His second-written opera, The Mandarin's Son, a comic opera in one act, though produced several times, is regrettable -- but still could be made use of in studio opera classes. The other children's operas are based on Russian fairy tales: The Snow Hero and Ivan the Fool.

All the operas except Flibustier were composed to Russian libretti. Prisoner was performed in Liege in 1886 (in French), with the help of La Comtesse de Mercy-Argenteau, who did a lot for the awareness of Russian music in the west. Flibustier was performed in Russian at the Moscow Conservatory in 1908 under the title By the Sea.

Two of the children's operas were republished during the Soviet era with new, more "acceptable" libretti, and one of those (Puss-in-Boots) was performed in Dresden and Weimar some years ago (in 1982, I think). But other than that, I know of no operas, especially the "adult" ones, that have been performed since Cui's death (1918), except for Little Red Riding-Hood, whose earliest performance seems to have been in Belarus' in the early 1920's.

Late in his life Cui became very interested in writing music for children, and became associated with a teacher named Nadezhda Dolomanova in this regard. The children's operas were mentioned earlier; these are meant for children to perform, not merely to watch. Several of his opus numbers contain only children's songs. Already one of his early collections of songs, op. 15 ("13 Musical Pictures", from 1877-1878), seems to have pointed in this direction, and was dedicated to his daughter, Lidia.

In the last couple decades of his life Cui wrote a prolific amount of music (perhaps that's because of dropping the heavy journalistic career), especially songs and piano pieces. He was involved with the Kerzin Circle of Music-Lovers in Moskow; and there were at least two jubilees in his honor: one in 1894 (25 years after "Ratcliff") and one around 1909 (40 years). He became blind a year or so before his death. (No, I'm *not* going to stretch credibility by comparing him to Bach! But it's a nice thought.) Then came death and peaceful relative obscurity -- unless somebody does something serious about that. The end.
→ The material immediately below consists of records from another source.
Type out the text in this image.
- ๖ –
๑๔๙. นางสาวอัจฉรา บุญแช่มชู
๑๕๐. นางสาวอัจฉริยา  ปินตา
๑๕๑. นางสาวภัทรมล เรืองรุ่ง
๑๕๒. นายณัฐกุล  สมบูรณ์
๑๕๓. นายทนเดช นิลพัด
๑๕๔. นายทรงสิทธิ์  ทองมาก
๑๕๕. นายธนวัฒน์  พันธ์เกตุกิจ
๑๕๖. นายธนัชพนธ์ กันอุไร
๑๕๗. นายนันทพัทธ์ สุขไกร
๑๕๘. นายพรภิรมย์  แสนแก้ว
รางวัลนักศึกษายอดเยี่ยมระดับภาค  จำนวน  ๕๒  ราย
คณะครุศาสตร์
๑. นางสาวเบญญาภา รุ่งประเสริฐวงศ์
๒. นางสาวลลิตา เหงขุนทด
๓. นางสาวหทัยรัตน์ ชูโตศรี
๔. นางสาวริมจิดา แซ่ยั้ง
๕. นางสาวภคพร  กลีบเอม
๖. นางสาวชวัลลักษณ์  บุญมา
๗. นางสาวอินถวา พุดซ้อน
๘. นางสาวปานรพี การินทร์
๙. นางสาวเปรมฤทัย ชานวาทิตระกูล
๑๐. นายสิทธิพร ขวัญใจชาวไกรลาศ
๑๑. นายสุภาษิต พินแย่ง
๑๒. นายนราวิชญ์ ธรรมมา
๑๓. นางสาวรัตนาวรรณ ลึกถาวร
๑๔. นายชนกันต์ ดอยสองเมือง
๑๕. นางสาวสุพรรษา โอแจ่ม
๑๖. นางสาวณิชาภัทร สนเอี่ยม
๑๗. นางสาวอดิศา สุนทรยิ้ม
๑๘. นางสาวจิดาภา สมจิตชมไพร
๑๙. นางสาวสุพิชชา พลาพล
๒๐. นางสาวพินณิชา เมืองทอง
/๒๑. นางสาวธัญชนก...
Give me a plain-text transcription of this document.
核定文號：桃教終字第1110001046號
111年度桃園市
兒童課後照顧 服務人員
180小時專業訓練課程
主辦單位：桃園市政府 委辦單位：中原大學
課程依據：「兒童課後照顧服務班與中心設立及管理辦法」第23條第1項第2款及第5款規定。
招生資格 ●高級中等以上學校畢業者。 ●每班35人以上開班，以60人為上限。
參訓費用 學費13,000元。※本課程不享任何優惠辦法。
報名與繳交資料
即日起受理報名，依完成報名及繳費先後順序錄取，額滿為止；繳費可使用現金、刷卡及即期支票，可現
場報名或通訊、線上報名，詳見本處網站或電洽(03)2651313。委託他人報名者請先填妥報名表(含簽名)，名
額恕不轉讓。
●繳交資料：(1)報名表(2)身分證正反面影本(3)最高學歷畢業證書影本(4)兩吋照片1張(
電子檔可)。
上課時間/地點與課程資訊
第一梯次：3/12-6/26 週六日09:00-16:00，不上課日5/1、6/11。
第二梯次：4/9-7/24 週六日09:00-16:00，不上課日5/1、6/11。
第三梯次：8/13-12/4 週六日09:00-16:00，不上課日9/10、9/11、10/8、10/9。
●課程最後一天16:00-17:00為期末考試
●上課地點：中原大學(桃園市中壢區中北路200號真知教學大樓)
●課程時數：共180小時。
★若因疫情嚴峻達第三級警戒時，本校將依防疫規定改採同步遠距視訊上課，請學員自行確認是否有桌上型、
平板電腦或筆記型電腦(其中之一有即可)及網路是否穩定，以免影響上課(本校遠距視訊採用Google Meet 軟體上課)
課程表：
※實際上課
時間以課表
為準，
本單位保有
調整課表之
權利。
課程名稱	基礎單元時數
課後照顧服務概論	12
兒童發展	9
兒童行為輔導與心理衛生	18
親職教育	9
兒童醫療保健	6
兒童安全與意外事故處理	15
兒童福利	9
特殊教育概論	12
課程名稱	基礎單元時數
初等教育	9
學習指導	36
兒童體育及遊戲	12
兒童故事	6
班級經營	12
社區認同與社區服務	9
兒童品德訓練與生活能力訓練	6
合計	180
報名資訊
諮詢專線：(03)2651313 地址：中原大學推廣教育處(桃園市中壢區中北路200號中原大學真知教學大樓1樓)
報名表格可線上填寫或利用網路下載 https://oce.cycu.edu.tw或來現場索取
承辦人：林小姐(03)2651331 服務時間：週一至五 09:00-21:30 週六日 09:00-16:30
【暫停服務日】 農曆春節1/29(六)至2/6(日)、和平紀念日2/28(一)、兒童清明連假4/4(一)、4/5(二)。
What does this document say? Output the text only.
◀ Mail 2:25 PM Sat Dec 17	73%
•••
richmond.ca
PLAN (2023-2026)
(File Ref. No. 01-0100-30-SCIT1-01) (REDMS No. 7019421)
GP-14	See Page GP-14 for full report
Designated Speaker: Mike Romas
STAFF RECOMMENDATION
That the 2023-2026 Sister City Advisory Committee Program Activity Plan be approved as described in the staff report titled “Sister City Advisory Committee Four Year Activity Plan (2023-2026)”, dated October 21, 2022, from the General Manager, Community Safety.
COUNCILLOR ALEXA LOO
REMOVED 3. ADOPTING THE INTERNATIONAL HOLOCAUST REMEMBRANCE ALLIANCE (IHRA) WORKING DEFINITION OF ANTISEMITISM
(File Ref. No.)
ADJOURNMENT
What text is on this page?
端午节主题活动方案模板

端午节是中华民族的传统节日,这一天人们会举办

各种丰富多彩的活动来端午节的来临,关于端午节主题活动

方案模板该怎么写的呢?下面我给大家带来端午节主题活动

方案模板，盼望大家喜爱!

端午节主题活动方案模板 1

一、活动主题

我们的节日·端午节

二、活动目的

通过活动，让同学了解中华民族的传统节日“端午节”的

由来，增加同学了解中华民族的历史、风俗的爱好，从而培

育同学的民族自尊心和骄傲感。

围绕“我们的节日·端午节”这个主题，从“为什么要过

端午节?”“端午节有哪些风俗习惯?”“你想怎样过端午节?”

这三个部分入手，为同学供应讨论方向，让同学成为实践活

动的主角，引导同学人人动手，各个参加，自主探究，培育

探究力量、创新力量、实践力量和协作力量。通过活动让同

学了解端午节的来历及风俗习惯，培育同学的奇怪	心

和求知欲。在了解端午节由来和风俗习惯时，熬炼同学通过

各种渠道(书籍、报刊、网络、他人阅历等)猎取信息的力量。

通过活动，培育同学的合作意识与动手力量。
If any of you read Russian, the only full-length biography of Cui is the following: A. F. Nazarov. "Tsezar Antonovich Kiui". Moskva : Muzyka, 1989. It is part of the popular-style biography series "Russkie i sovetskie kompozitory", but as such contains no musical analysis. La Comtesse de Mercy-Argenteau published her biography of Cui and analysis of his works in the late 1880's, and Stasov wrote a sketch of his life for the 1894 jubilee.